22C:030/115 Computer Science III

    Fall 2001

    Homework Assignment 5: Hashing, Heaps, and Sorting

    For this assignment, you may work in groups of size 2 or 3. Everyone in the group is expected to contribute to and understand every answer.

    DUE DATE: 12/12/01 (60 points) 


  1. Consider the problem of finding the kth largest value for a sequence of keys values stored in an array. One way to do this is to first sort the array Data[0],...,Data[n-1] and then return Data[k-1]. This does more work than is necessary. Write an algorithm using the quicksort partitioning scheme to find the kth largest value. At each step you will either find the kth value, or determine that it is in either the left or the right partitions. Subsequent calls should only focus on the part of the array in which the value is known to be. Your function should return the kth largest value.

  2.  

     

  3. Write the status of the following arrary at the end of each phase of the following algorithms;

  4.  

     

    1. insertion sort
    2. quick sort (with partitioning based on the first entry)
    3. merge sort
    4. heap sort

    5.  

       

    Data[ ] = [30, 62, 7, 35, 90, 19, 38, 79, 24, 11, 43]
     
  5. Draw a hash table of size 13. Use double hashing to insert the keys 10, 2, 46, 37, 26, 78, 49, and 59 into the table. Use the hash function "k%13" to computer the home address of a key and the function "k%11" for rehashing.
  6.  
  7. Write an efficient algorithm for deleting an item at location i from a max heap having n elements in it. Your algorithm should produce a max heap with n-1 elements. Assume the heap is stored in data[0], data[1],...,data[n-1]. You can assume the following functions are already defined and use them in your function:
  8.   shiftdown(int data[], size_t pos, size_t n)
    
         Shift the element in data[pos] down through the heap of size n
         until the heap constraint is satisfied.
    
    
      shiftup(int data[], size_t pos, size_t n)
    
         Shift the element in data[pos] up through the heap until the
         heap constraint is satisfied.
    
    
     
  9. You are hired as a consultant to advise a client on the design of software for a driving simulator. The simulator simulates traffic flow on a race track. For the purpose of this problem, assume that all vehicles travel in the same direction and that the track contents is fixed (i.e. no cars leave the track and no new cars enter the track). However, the relative order of vehicles on the track can change as cars periodically pass one another.
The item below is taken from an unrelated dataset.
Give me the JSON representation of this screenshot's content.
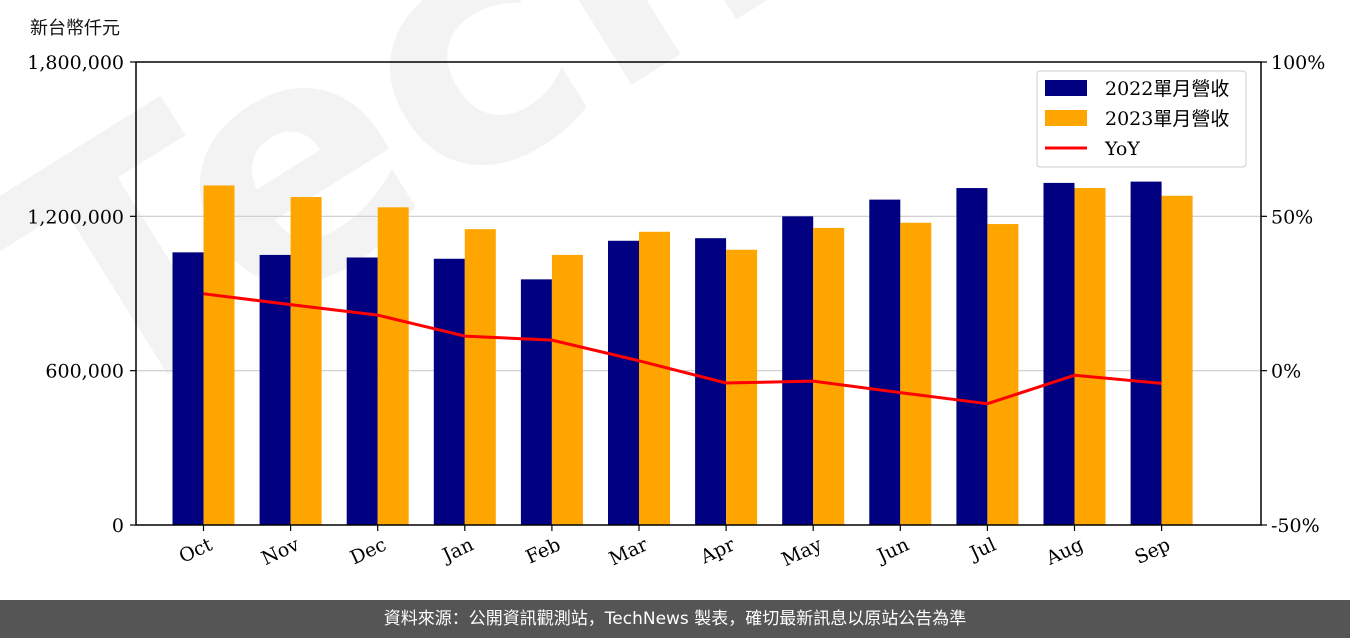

  10. Cars are to be stored in an vector V. To simplify queries about the spatial relationships among cars, this array must be maintained in sorted order based on car mileage (i.e. distance from the starting line.) On each step of the simulation, car mileage is updated and the array must be re-sorted. It is important that the sorting time be as small as possible.
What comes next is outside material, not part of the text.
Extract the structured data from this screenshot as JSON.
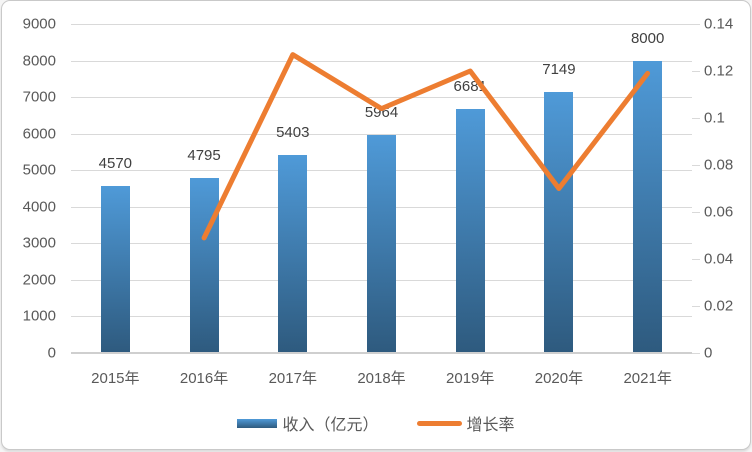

    You must compare two sorting methods: the standard template library sort function and an insertion sort function that you must code. Your assignment is to assess run times for the two sorting methods under the condition that adjacent values change order with some probability p. The vector to be sorted, V, will contain integers. Initially, create a sorted vector by setting V[i] = i. Then jumble the vector by swapping adjacent values with probability p. You should consider three values of p ( .001, .01, and .1) and six different vector sizes (10, 50, 100, 500, 1000, 5000). A demonstration program is available here.

    The Unix operating system provides a useful means to measure execution time through the time command:

                         %time command

    This statement will print a report on the execution time and system resources used to run the command command. The exact form of the report varies across our Unix platforms. You should read the manual page on your machine for a description of the output format. You should compare user times in your assessment.

    The precision with which time is measured also depends on the the machine you use. The accuracy is no worse that 100Hz. This means that you cannot accurately measure the execution time for commands that take less that .01 seconds to run. To be sure that your error is less that 5%, the time to execute a command must be greater than .20 seconds. This means that you must repeatedly sort small vectors until the total sorting time is greater than .20 seconds. You must then divide the total time by the number of times the vector was sorted.